The National Park Service on Friday issued an updated version to its controversial Dog Management Plan, a sweeping set of proposed regulations governing dog access to 22 areas within the Golden Gate National Recreation Area. Joe Rosato Jr. reports.
The National Park Service on Friday issued an updated version to its controversial Dog Management Plan, a sweeping set of proposed regulations governing dog access to 22 areas within the Golden Gate National Recreation Area.
The Park Service said the new regulations were partially shaped by more than 8,000 comments following the release of its first proposed set of rules in 2011.
“We did make some changes to this plan and some are substantial changes,” said Howard Levitt, spokesman for the GGNRA.
Levitt said some of the changes included an additional upland dog area in Fort Funston, with dog access to lower areas of the park.
He said the 2011 draft banned dogs entirely from Muir Beach in Marin County while the new version allows dogs on the beach as long as they’re on a leash.
“Our challenge and task was to somehow create a proposal that, somehow or other, provides that variety of visitor experiences and still protects park resources,” said Levitt.
Dog owners said they were still trying to digest the new set of regulations which includes thousands of pages of documents. But Martha Walters of the Crissy Field Dog Group said she wasn’t pleased with what she’s read so far.
“We had the initial read,” said Walters, “and it’s actually really disappointing what the Park Service put together.”
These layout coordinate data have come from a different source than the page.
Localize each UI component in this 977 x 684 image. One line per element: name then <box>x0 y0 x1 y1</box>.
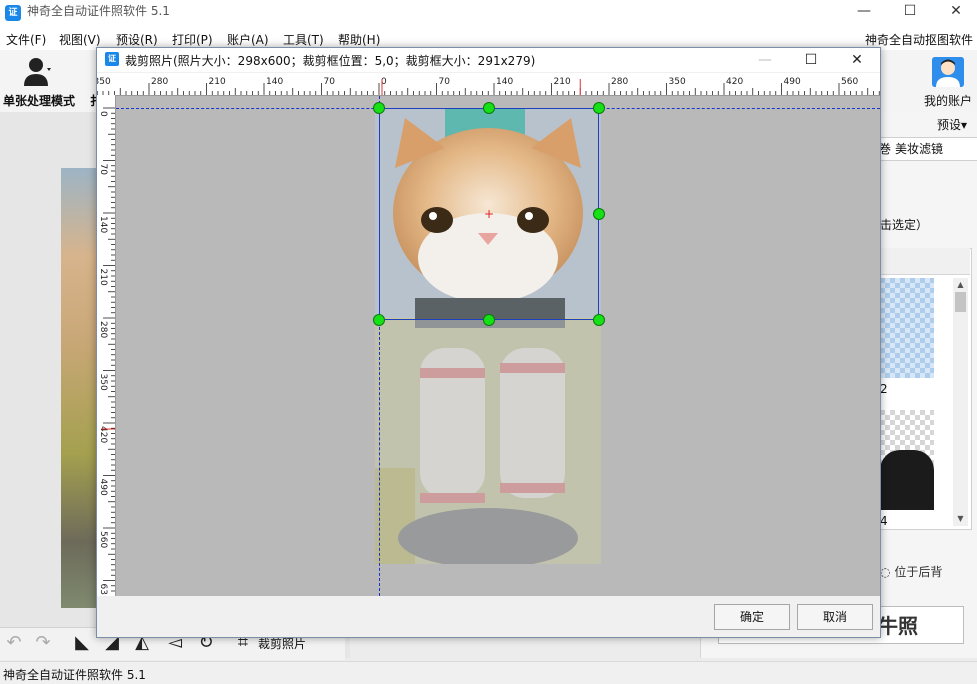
place-behind-label: 位于后背 <box>894 565 943 579</box>
background-thumbnail[interactable] <box>880 278 934 378</box>
thumbnail-scrollbar[interactable] <box>953 278 968 526</box>
dialog-logo-icon: 证 <box>105 52 119 66</box>
crop-handle-bottom-right[interactable] <box>593 314 605 326</box>
minimize-button[interactable]: — <box>841 0 887 22</box>
single-mode-button[interactable]: 单张处理模式 <box>3 92 75 109</box>
radio-icon: ◌ <box>880 565 891 579</box>
rotate-left-icon[interactable]: ◣ <box>72 633 92 653</box>
menu-preset[interactable]: 预设(R) <box>116 32 158 48</box>
ruler-label: 420 <box>726 77 743 87</box>
ruler-label: 350 <box>669 77 686 87</box>
select-hint-text: 击选定） <box>880 218 929 232</box>
account-avatar-icon[interactable] <box>932 57 964 87</box>
ruler-label: 0 <box>98 111 108 117</box>
menu-account[interactable]: 账户(A) <box>227 32 269 48</box>
auto-matting-link[interactable]: 神奇全自动抠图软件 <box>865 32 973 48</box>
crop-handle-bottom-left[interactable] <box>373 314 385 326</box>
ruler-vertical: 07014021028035042049056063 <box>97 95 116 596</box>
chevron-up-icon[interactable]: ▲ <box>953 280 968 290</box>
crop-handle-top[interactable] <box>483 102 495 114</box>
ruler-label: 350 <box>97 77 111 87</box>
redo-icon[interactable]: ↷ <box>33 633 53 653</box>
ruler-label: 70 <box>439 77 451 87</box>
preview-photo <box>61 168 97 608</box>
dialog-maximize-button[interactable]: ☐ <box>788 49 834 71</box>
dialog-title: 裁剪照片(照片大小：298x600；裁剪框位置：5,0；裁剪框大小：291x27… <box>125 54 536 68</box>
status-text: 神奇全自动证件照软件 5.1 <box>3 668 146 682</box>
preset-dropdown[interactable]: 预设▾ <box>937 116 967 133</box>
crop-outside-overlay <box>375 320 601 564</box>
status-bar <box>0 661 977 684</box>
ruler-label: 140 <box>98 216 108 233</box>
crosshair-icon: + <box>484 207 495 221</box>
ruler-label: 280 <box>611 77 628 87</box>
ruler-label: 70 <box>324 77 336 87</box>
dialog-minimize-button[interactable]: — <box>742 49 788 71</box>
ruler-label: 210 <box>554 77 571 87</box>
ruler-label: 490 <box>784 77 801 87</box>
chevron-down-icon[interactable]: ▼ <box>953 514 968 524</box>
make-id-photo-label: 牛照 <box>878 614 918 638</box>
cancel-button[interactable]: 取消 <box>797 604 873 630</box>
ok-button[interactable]: 确定 <box>714 604 790 630</box>
menu-file[interactable]: 文件(F) <box>6 32 46 48</box>
ruler-label: 490 <box>98 479 108 496</box>
crop-handle-top-left[interactable] <box>373 102 385 114</box>
crop-handle-top-right[interactable] <box>593 102 605 114</box>
crop-handle-right[interactable] <box>593 208 605 220</box>
scrollbar-thumb[interactable] <box>955 292 966 312</box>
ruler-label: 560 <box>98 531 108 548</box>
close-button[interactable]: ✕ <box>933 0 977 22</box>
ruler-label: 63 <box>98 584 108 595</box>
thumbnail-label: 4 <box>880 514 888 528</box>
ruler-label: 140 <box>266 77 283 87</box>
menu-view[interactable]: 视图(V) <box>59 32 101 48</box>
menu-help[interactable]: 帮助(H) <box>338 32 380 48</box>
ruler-label: 280 <box>98 321 108 338</box>
ruler-label: 210 <box>209 77 226 87</box>
place-behind-option[interactable]: ◌ 位于后背 <box>880 563 942 580</box>
dialog-close-button[interactable]: ✕ <box>834 49 880 71</box>
app-title: 神奇全自动证件照软件 5.1 <box>27 4 170 18</box>
app-logo-icon: 证 <box>5 5 21 21</box>
person-icon[interactable] <box>23 57 51 87</box>
chevron-down-icon: ▾ <box>961 118 968 132</box>
ruler-label: 70 <box>98 164 108 176</box>
thumbnail-label: 2 <box>880 382 888 396</box>
thumbnail-list-header <box>880 248 970 275</box>
suit-image <box>880 450 934 510</box>
maximize-button[interactable]: ☐ <box>887 0 933 22</box>
crop-handle-bottom[interactable] <box>483 314 495 326</box>
undo-icon[interactable]: ↶ <box>4 633 24 653</box>
preset-label: 预设 <box>937 118 962 132</box>
ruler-label: 560 <box>841 77 858 87</box>
menu-tools[interactable]: 工具(T) <box>283 32 324 48</box>
ruler-horizontal: 3502802101407007014021028035042049056063… <box>97 73 880 96</box>
ruler-label: 210 <box>98 269 108 286</box>
menu-print[interactable]: 打印(P) <box>172 32 213 48</box>
ruler-label: 350 <box>98 374 108 391</box>
tab-beauty-filter-label: 美妆滤镜 <box>895 142 944 156</box>
ruler-label: 140 <box>496 77 513 87</box>
my-account-button[interactable]: 我的账户 <box>924 92 972 109</box>
ruler-label: 280 <box>151 77 168 87</box>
Walters said the new set of regulations didn’t seem much different than what was proposed in 2011. Among the regulations she noted, the East beach of Crissy Field remained closed to dog access.
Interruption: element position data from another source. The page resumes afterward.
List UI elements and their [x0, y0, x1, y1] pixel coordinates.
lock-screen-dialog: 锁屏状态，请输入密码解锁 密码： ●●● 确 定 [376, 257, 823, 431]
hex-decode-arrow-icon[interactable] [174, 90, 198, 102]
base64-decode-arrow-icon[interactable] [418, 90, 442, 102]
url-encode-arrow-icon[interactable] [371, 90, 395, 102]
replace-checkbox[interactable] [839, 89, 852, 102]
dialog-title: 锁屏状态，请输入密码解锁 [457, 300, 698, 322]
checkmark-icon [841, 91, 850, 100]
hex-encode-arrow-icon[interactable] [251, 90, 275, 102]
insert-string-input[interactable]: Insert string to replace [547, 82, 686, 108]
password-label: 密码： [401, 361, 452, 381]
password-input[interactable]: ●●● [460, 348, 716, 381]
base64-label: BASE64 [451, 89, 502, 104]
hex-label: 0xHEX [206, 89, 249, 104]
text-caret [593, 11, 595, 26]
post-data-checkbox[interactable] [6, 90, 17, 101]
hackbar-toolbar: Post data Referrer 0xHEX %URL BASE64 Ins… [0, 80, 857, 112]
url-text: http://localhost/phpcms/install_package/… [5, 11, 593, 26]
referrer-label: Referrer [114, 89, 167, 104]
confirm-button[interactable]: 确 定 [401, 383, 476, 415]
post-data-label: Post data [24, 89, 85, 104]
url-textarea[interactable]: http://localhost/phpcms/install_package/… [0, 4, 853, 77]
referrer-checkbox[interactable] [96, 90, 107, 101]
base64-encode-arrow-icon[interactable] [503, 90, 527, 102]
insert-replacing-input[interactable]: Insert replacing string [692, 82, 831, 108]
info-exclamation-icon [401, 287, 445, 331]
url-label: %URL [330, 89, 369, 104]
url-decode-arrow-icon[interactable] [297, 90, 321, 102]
“That’s completely unenforceable,” said Walters. “Baker Beach same thing, no dogs off leash.”
Walters said her group would begin rallying other dog owners to fight the current set of regulations.
“We’ll be holding public workshops about how to write effective comments to the Park Service,” Walters said, “and getting the message out that off-leash is definitely in jeopardy in the GGNRA.”
Levitt said the Park Service will hold a series of public meetings to take in public comment over the next 90 days. A final set of laws is set to be issued in 2015. Until then, it’s safe to say the Park Service will be sifting through a few thousand more comments.